On the other end of the social and educational spectrum, I've spoken to brilliant black women; high achievers, with all sorts of letters following their names. Women who had it all before the Great Recession came upon us, but whom now find themselves, even with all those degrees, even with all of that ability and brilliance, now living through an extended bout of unemployment or severe underemployment and facing the impending loss of homes that they had held for years and had hoped to one day pass down to their children.
That, to me, is America's real crisis.
Yet, their stories, their plight, their struggles are seemingly ignored out of hand by the broader political discourse, or consistently contextualized as individual failings rather than indicators of a need for sweeping, systemic change.
While it is true that black America is bearing the brunt of America's jobs crisis, clearly all types of families across this nation continue to reel in the wake of the recession that has paralyzed this nation for the past four years. We are all hurting, and are now in need of both general and targeted strategies to relieve our pain.
The solution is both simple and widely acknowledged -- getting America back to work. The trick is how? And how to do it in a way that targets those who need assistance the most within a political climate that, admittedly or not, is just waiting to play a gotcha game with a black President who shows any evidence of showing "preferential treatment" to black people.
The answer is not as complicated as some might believe.
The solution can be found within a jobs program that leverages the power of public/private partnerships to strengthen, secure, and "green" America. Such an initiative, would focus on repairing America's crumbling infrastructure, expanding broadband access generally and specifically as related to the construction of a National Emergency Broadband Network like that proposed years ago by the 9-11 Commission. The solution also entails ushering this nation into the future of green technology, innovation and integration in a way that makes us more energy efficient and independent, while keeping the jobs that make that vision real right here at home.
To make the most of this jobs platform, it must be implemented in a way that ensures a significant portion of it be specifically targeted to geographic areas that have experienced especially deep and protracted periods of heightened unemployment. At a minimum, targeting place, instead of race, while simultaneously requiring a significant proportion of those hired be residents of the communities where those initiatives reside, would help ensure that communities of color and poverty-stricken communities of all colors would not be left behind in this new economic push, but instead, be fully integrated into it.

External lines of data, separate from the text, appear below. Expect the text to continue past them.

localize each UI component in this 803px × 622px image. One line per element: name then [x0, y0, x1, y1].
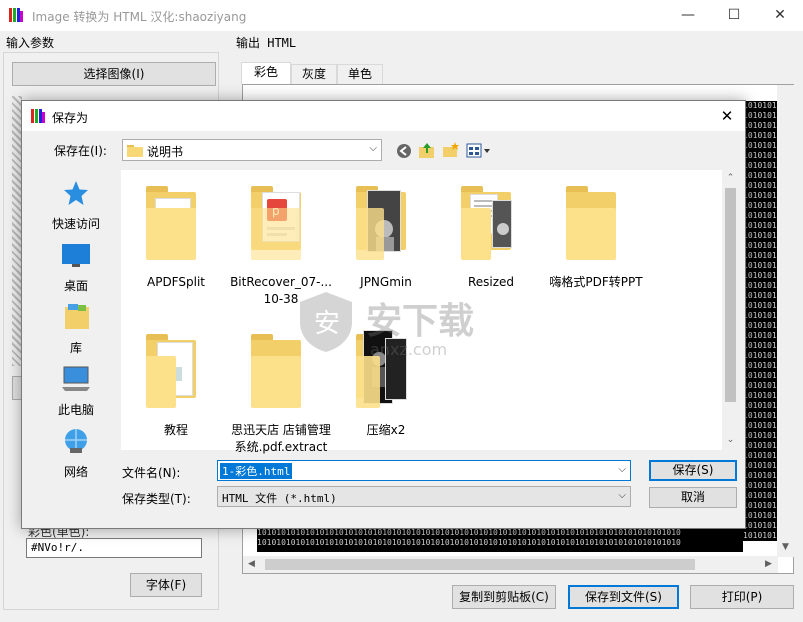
place-this-pc[interactable]: 此电脑	[32, 361, 120, 423]
scroll-thumb[interactable]	[265, 559, 695, 570]
network-icon	[65, 429, 87, 453]
save-in-value: 说明书	[147, 145, 184, 159]
scroll-thumb[interactable]	[725, 188, 736, 402]
dialog-close-button[interactable]: ✕	[712, 105, 742, 127]
tab-mono[interactable]: 单色	[337, 64, 383, 84]
place-label: 桌面	[63, 279, 88, 293]
place-quick-access[interactable]: 快速访问	[32, 175, 120, 237]
print-button[interactable]: 打印(P)	[690, 585, 794, 609]
dialog-title-bar: 保存为 ✕	[22, 101, 745, 131]
shield-icon: 安	[300, 292, 352, 352]
save-in-label: 保存在(I):	[54, 144, 107, 158]
tab-gray[interactable]: 灰度	[291, 64, 337, 84]
file-item[interactable]: APDFSplit	[121, 178, 231, 318]
scroll-down-icon[interactable]: ▼	[777, 539, 794, 556]
svg-text:安: 安	[314, 309, 340, 339]
input-params-title: 输入参数	[6, 36, 55, 50]
folder-icon	[127, 145, 143, 157]
place-desktop[interactable]: 桌面	[32, 237, 120, 299]
file-item[interactable]: 嗨格式PDF转PPT	[541, 178, 651, 318]
place-network[interactable]: 网络	[32, 423, 120, 485]
new-folder-icon[interactable]	[442, 141, 460, 159]
maximize-button[interactable]: ☐	[711, 0, 757, 31]
output-html-title: 输出 HTML	[236, 36, 297, 50]
scroll-right-icon[interactable]: ▶	[760, 556, 777, 573]
window-title: Image 转换为 HTML 汉化:shaoziyang	[32, 10, 247, 24]
file-pane-scrollbar[interactable]: ⌃ ⌄	[722, 170, 739, 450]
file-name: Resized	[467, 275, 515, 289]
filetype-select[interactable]: HTML 文件 (*.html) ⌵	[217, 486, 631, 507]
filetype-label: 保存类型(T):	[122, 492, 191, 506]
dialog-app-icon	[31, 109, 45, 123]
filename-input[interactable]: 1-彩色.html ⌵	[217, 460, 631, 481]
app-icon	[9, 8, 23, 22]
place-label: 此电脑	[57, 403, 94, 417]
watermark: 安 安下载 anxz.com	[296, 290, 556, 370]
copy-to-clipboard-button[interactable]: 复制到剪贴板(C)	[452, 585, 556, 609]
watermark-text: 安下载	[366, 301, 475, 342]
minimize-button[interactable]: —	[665, 0, 711, 31]
file-item[interactable]: 教程	[121, 326, 231, 466]
places-bar: 快速访问 桌面 库 此电脑 网络	[32, 165, 120, 479]
save-as-dialog: 保存为 ✕ 保存在(I): 说明书 ⌵ 快速访问 桌面 库 此电脑 网络 APD…	[21, 100, 746, 529]
dialog-title: 保存为	[52, 111, 89, 125]
scroll-up-icon[interactable]: ⌃	[722, 170, 739, 187]
chevron-down-icon: ⌵	[369, 143, 377, 154]
up-folder-icon[interactable]	[418, 141, 436, 159]
back-icon[interactable]	[396, 143, 412, 159]
computer-icon	[62, 366, 90, 391]
binary-art-right: 10101010 10101010 10101010 10101010 1010…	[743, 101, 777, 541]
desktop-icon	[62, 244, 90, 267]
horizontal-scrollbar[interactable]: ◀ ▶	[243, 556, 778, 573]
file-name: JPNGmin	[360, 275, 412, 289]
close-button[interactable]: ✕	[757, 0, 803, 31]
dialog-save-button[interactable]: 保存(S)	[649, 460, 737, 481]
library-icon	[65, 304, 89, 329]
dialog-cancel-button[interactable]: 取消	[649, 487, 737, 508]
chevron-down-icon: ⌵	[618, 490, 626, 501]
file-name: 教程	[163, 423, 188, 437]
binary-art-bottom: 1010101010101010101010101010101010101010…	[257, 528, 743, 552]
place-library[interactable]: 库	[32, 299, 120, 361]
tab-color[interactable]: 彩色	[241, 62, 291, 84]
file-list-pane: APDFSplit p BitRecover_07-... 10-38 JPNG…	[121, 170, 739, 454]
filename-value: 1-彩色.html	[220, 463, 293, 479]
main-title-bar: Image 转换为 HTML 汉化:shaoziyang — ☐ ✕	[0, 0, 803, 31]
file-name: 思迅天店 店铺管理 系统.pdf.extract	[231, 423, 331, 454]
filename-label: 文件名(N):	[122, 466, 181, 480]
file-name: 压缩x2	[366, 423, 406, 437]
file-name: APDFSplit	[147, 275, 205, 289]
place-label: 快速访问	[51, 217, 100, 231]
scroll-down-icon[interactable]: ⌄	[722, 432, 739, 449]
filetype-value: HTML 文件 (*.html)	[222, 492, 337, 505]
save-in-combo[interactable]: 说明书 ⌵	[122, 139, 382, 161]
vertical-scrollbar[interactable]: ▼	[777, 85, 794, 557]
watermark-sub: anxz.com	[370, 340, 448, 359]
file-name: 嗨格式PDF转PPT	[549, 275, 643, 289]
place-label: 库	[69, 341, 82, 355]
star-icon	[64, 181, 88, 205]
scroll-left-icon[interactable]: ◀	[243, 556, 260, 573]
save-to-file-button[interactable]: 保存到文件(S)	[568, 585, 679, 609]
view-menu-icon[interactable]	[466, 143, 492, 159]
place-label: 网络	[63, 465, 88, 479]
chevron-down-icon: ⌵	[618, 464, 626, 475]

If done right, such an initiative would particularly benefit both rural and urban areas that have for extended periods experienced sparse employment opportunities. From Appalachia to Detroit, from the West Side of Chicago, to East LA, and every urban and rural enclave in-between, Americans would not only be working again, they would both literally and figuratively be rebuilding America for generations to come.

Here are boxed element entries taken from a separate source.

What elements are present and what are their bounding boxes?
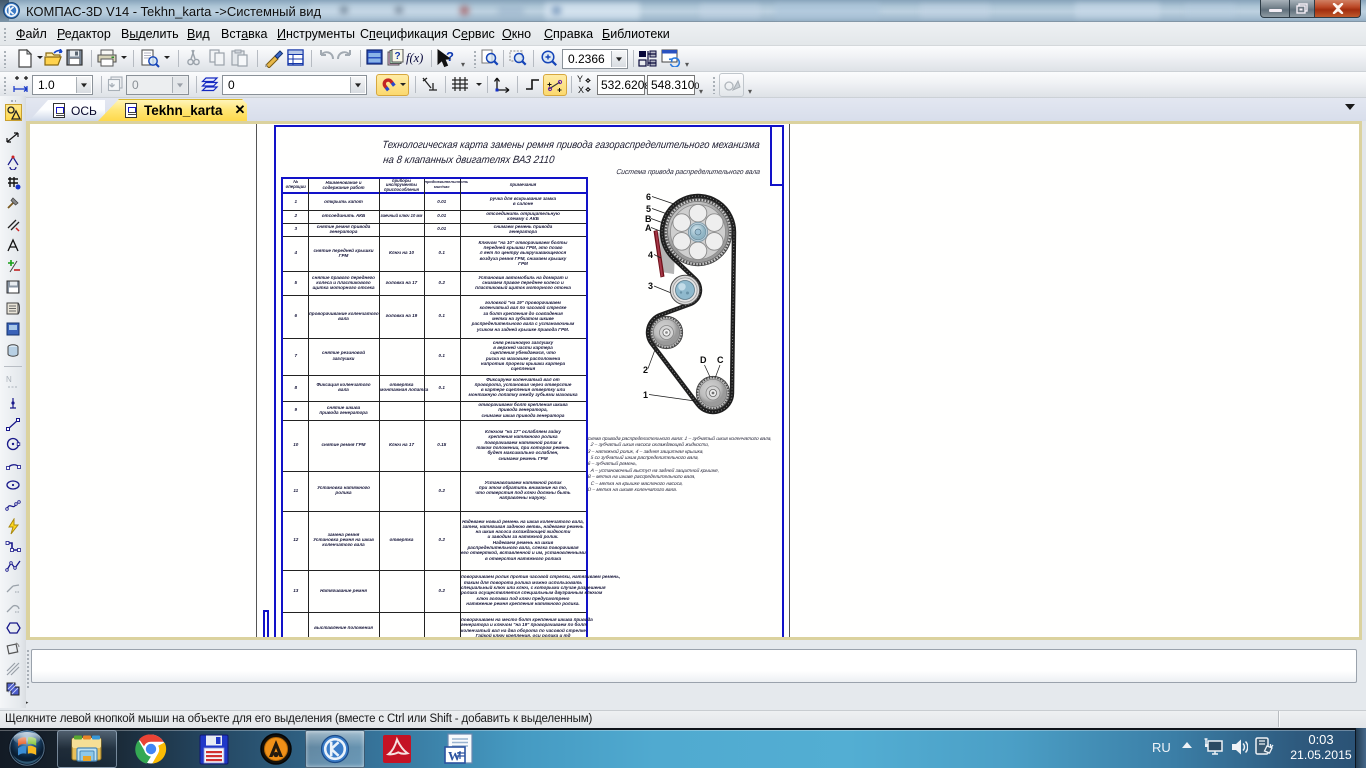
svg-text:Y: Y (577, 74, 583, 84)
svg-text:?: ? (446, 49, 454, 64)
svg-text:f(x): f(x) (406, 51, 423, 65)
svg-text:X: X (578, 85, 584, 94)
svg-text:?: ? (395, 51, 401, 62)
svg-text:N: N (6, 375, 12, 384)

Would such a plan be expensive?
Would it expand our deficit?
But more importantly, it would get Americans across the color line working again.
And guess what... workers buy goods and services. Workers pay taxes. Workers create revenue for a nation. And the last I heard, deficits are a function of both what money comes in as well as what money goes out.
Most certainly, this is not a plan that will be embraced by those that would rather see the nation go down in flames for their own political gain, rather than address the real suffering that millions face. But such a political reality makes bold, big picture, true blue solutions more important now than ever. Now is the time to propose and push a plan that would work, no matter how politically unpalatable. Now is the time to rally the American people behind a plan that is worth fighting for and one that will not leave those who have suffered the most without specific redress.
In short, it's time for some action. If ever there was a time to fight for the type of change we still need, and still believe in, that time is now.
All of America's people are worth fight for.